Però, sapete una cosa? Per quanto sia indubbio che una narrazione di questo genere esponga a un rush che produce un certo straniamento rispetto a ciò a cui ci aveva abituato lo show in precedenza, allo stesso tempo gli autori riescono a introdurre questo cambiamento nella maniera più fluida e naturale possibile, date le circostanze.

L’intera terza stagione, pur partendo da una situazione che si potrebbe dire più di metà serie piuttosto che prossima al finale, riesce a risultare come un arco narrativo conclusivo coerente e coeso. Nessuno slot viene sprecato, ogni passaggio ha una qualche funzionalità nel mandare avanti la trama, nel rivelare dettagli mancanti su determinati personaggi o nel provvedere a del gradito character development.
Il risultato è una stagione colma di accadimenti, si potrebbe dire persino satura, ma che anche in virtù di ciò tiene incollati allo schermo più che mai.

Naturalmente, le stesse premesse di questa stagione non la rendono perfetta. Ciò a cui assistiamo è un concatenarsi di situazioni che erano state programmate per essere centellinate nel tempo, e che sono state dunque come rimescolate in un calderone incandescente per formare un climax finale senza una costruzione pienamente adeguata per esso. Tuttavia, gli autori riescono a far fluire tutto o quasi in maniera liscia, forse serrata ma dotata di una sua consecutio logica.

In diverse serie animate, uno dei problemi del finale è che spesso volentieri esso risulta rushato. Basti guardare Steven Universe, che avrebbe assolutamente beneficiato di un’altra stagione, oppure Adventure Time, e in particolare l’esempio estremo: Star vs the Forces of Evil, in cui basicamente gli scrittori hanno gettato al vento quasi tutto ciò che di buono era stato fatto sino ad allora, realizzando una stagione conclusiva che incredibilmente riesce ad essere sia troppo dispersiva sia troppo rushata.

Nel caso di OK KO, la serie si è ritrovata in una situazione non dissimile ad almeno un paio di quelli nominati, con una ridotta tempistica a disposizione per poter chiudere le trame che erano state aperte.

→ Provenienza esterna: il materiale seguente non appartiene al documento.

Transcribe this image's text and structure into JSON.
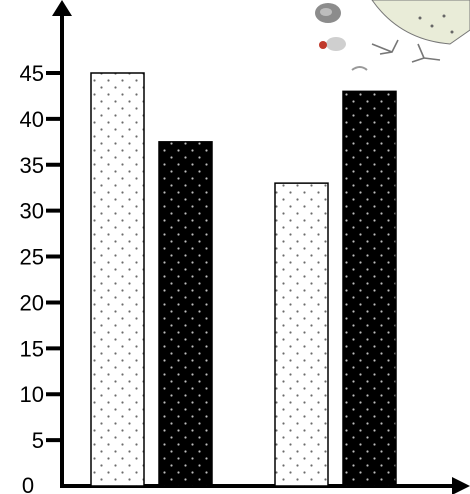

A dispetto di molte serie che sono passate attraverso la stessa problematica, però, OK KO è riuscito ad ergersi per il livello di competenza mostrato dagli scrittori nel saper gestire quanto più possibile in tanto meno spazio disponibile.
Sicuramente ha aiutato il fatto che misteri e plot points dello show non fossero numerosi come in, di nuovo, il “fratello maggiore” Steven Universe, ma questo non significa che il modo in cui dovessero essere trattati avrebbe dovuto essere meno attento, e così è stato.

Nella terza e ultima stagione, nulla viene lasciato al caso, tutti i nodi vengono al pettine, le trame convergono in direzione di una chiusura forse non magistrale ma comunque epica, e c’è persino tempo per un episodio finale che risulti da meritato e ben gradito epilogo.

In tutto ciò ho voluto lasciarmi volutamente spoiler-free, ma penso quantomeno di avere reso chiara l’idea: OK KO sapeva cosa voleva fare e quando voleva farlo e, anche nel momento in cui si è ritrovato con l’acqua alla gola per cause esterne, ha saputo volgere la situazione a suo vantaggio traendo il massimo da tale posizione tutt’altro che propizia, senza neppure dare troppo l’impressione di essere stato “costretto” a prendere tale strada (ma non esimendosi dal lanciare qualche frecciatina tra le righe al network, per via del trattamento ricevuto).

Ecco perché la terza e ultima stagione di OK KO: Let’s Be Heroes è un esempio da seguire di come si fa una stagione finale.